Calling for sanctions against Israel, PBP-Solidarity TD Richard Boyd Barrett asked: “How many innocent Palestinian civilians — men, women and children — does Israel have to slaughter? How many war crimes does Israel have to commit? How much death and destruction does Israel have to visit on the people of Gaza and Palestine before the Taoiseach will call for and impose sanctions on Israel, expel the Israeli ambassador from this country, and call for the immediate referral of Israel to the International Criminal Court for crimes against humanity and war crimes?”

Responding, Mr Varadkar warned against a unilateral measure which he said might “do us a degree of harm”.

He spoke out as powerful pro-Israeli forces have become increasingly active against Ireland in support of its bombings.

The Israeli embassy team in Dublin provoked outrage when it claimed Ireland was funding the building of defensive tunnels used by Palestinian forces in Gaza. Its agencies are also believed to have acted against Irish entrepreneur Paddy Cosgrave, rallying multinationals to withdraw support from his ‘Web Summit’ firm after he issued a relatively moderate tweet on the conflict, urging war crimes to be “called out for what they are”.

And an Israeli software company has directed its 500 staff in Dublin to deliver pro-Israeli propaganda onto the internet.

Last week Wix, a multi-billion dollar website building firm, dismissed one of its Irish employees, Dubliner Courtney Carey after she criticised Israel. It was subsequently reported the firm had asked its employees to create content supporting “Israel’s narrative”, according to leaked internal messages.

One message encouraged employees to “show Westernity” in social media posts backing Israel, as “unlike the Gazans, we look and live like Europeans or Americans”.

The comments reflect the overtly racial nature of the Israeli campaign. Its President Benjamin Netanyahu has described the annihilation of Gaza as a struggle “between the children of light and the children of darkness, between humanity and the law of the jungle”.
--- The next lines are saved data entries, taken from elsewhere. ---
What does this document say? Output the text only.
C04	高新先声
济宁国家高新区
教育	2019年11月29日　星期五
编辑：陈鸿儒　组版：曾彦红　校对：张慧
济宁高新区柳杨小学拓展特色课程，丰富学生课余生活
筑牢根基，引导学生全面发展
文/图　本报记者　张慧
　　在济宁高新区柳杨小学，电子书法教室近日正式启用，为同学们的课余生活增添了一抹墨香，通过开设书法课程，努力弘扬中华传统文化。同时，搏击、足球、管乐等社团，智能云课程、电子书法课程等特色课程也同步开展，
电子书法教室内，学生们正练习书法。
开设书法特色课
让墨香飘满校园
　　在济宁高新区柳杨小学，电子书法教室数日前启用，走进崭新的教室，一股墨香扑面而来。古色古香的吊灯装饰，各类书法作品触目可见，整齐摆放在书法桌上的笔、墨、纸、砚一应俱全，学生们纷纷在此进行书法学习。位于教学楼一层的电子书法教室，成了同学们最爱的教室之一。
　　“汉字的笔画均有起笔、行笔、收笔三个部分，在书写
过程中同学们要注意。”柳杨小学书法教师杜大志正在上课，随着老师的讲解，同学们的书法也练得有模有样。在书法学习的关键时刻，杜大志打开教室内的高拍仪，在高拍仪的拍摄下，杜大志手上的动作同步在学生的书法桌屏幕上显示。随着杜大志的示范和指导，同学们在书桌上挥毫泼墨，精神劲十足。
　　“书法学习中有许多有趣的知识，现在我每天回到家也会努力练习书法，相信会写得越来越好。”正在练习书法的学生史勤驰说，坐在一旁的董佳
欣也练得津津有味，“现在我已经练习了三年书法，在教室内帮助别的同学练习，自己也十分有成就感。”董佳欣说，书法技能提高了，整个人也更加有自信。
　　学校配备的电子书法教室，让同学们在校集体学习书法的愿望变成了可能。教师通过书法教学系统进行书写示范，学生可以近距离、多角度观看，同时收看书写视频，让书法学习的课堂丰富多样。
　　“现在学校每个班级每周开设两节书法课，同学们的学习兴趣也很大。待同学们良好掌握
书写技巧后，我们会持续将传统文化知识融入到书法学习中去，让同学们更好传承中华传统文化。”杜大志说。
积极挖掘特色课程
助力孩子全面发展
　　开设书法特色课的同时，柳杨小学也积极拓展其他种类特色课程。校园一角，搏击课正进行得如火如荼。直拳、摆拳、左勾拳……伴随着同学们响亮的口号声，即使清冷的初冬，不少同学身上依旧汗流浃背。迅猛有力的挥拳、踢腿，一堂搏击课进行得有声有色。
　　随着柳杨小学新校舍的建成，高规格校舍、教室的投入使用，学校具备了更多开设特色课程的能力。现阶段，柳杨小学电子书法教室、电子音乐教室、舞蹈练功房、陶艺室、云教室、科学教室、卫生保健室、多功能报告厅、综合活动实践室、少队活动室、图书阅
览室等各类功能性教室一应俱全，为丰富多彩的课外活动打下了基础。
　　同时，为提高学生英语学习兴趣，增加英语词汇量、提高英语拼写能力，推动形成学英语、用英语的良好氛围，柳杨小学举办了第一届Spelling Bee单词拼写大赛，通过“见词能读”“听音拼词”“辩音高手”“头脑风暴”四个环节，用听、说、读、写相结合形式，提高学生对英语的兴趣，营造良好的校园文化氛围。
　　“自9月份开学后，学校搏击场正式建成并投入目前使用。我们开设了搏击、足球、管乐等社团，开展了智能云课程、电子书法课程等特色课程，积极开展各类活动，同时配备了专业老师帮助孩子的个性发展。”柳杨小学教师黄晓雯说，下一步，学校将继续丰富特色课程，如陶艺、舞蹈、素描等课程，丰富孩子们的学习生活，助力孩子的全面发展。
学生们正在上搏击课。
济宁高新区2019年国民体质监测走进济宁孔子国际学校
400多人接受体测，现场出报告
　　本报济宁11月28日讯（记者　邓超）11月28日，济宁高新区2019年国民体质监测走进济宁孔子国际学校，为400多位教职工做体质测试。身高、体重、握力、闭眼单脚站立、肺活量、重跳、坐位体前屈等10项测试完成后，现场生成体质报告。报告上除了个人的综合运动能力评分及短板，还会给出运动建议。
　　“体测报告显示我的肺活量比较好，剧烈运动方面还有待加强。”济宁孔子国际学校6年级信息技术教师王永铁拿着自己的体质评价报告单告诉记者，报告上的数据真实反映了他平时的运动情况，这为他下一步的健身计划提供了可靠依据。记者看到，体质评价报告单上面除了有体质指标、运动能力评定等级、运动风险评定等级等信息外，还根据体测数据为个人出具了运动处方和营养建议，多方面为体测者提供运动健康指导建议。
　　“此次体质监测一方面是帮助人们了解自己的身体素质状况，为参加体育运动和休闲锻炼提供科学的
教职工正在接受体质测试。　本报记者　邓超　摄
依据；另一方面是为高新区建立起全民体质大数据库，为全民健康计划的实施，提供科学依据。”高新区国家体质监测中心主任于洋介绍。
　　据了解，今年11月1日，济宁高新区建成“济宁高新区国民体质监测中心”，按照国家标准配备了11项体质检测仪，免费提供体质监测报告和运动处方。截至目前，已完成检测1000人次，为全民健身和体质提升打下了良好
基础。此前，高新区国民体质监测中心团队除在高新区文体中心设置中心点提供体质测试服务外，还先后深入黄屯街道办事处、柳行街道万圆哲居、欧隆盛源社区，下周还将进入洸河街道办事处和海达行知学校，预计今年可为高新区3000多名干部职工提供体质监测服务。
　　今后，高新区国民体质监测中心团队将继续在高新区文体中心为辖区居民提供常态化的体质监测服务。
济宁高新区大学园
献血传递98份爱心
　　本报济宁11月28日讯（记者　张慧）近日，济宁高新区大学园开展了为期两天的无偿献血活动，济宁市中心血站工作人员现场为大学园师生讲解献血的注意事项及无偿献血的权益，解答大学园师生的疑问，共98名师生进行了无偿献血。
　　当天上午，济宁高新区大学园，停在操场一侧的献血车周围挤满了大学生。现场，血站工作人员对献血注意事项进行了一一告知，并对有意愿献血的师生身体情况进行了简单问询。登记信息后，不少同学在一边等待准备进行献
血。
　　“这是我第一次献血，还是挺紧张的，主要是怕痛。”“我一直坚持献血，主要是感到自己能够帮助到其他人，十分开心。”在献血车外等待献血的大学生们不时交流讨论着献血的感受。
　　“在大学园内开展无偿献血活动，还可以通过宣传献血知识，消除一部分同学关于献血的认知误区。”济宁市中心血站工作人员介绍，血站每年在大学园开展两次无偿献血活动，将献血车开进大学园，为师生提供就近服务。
Last weekend brought more huge demonstrations around the world, with major capital cities like London seeing crowds in excess of 100,000. On Wednesday night, fans of Glasgow Celtic defied the authorities by holding up scores of Palestinian flags and singing in solidarity with the victims of the Israeli liquidation.

Tens of thousands also turned out around Ireland at the wekend as republican, socialist and progressive groups all united in support of Gaza.

In Belfast, protesters held a demonstration outside the BBC’s Belfast headquarters. In Dublin, over 10,000 protesters marched from the Garden of Remembrance on Parnell Square to Merrion Square chanting “Israeli ambassador; out out out” and “from the river to the sea, Palestine will be free”.

Zoe Lawlor, chair of the Ireland Palestine Solidarity Campaign, told those gathered: “Make no mistake, we are witnessing genocide atrocities by Israel against the Palestinian people in Gaza.

“This is an emergency situation. Palestinian lives depend on action. There must be serious sanctions for these crimes. We are not just here to show solidarity, that is not enough.

“We have to do the work. From here and from Palestine, the calls are for us to pressure our government and demand they act.”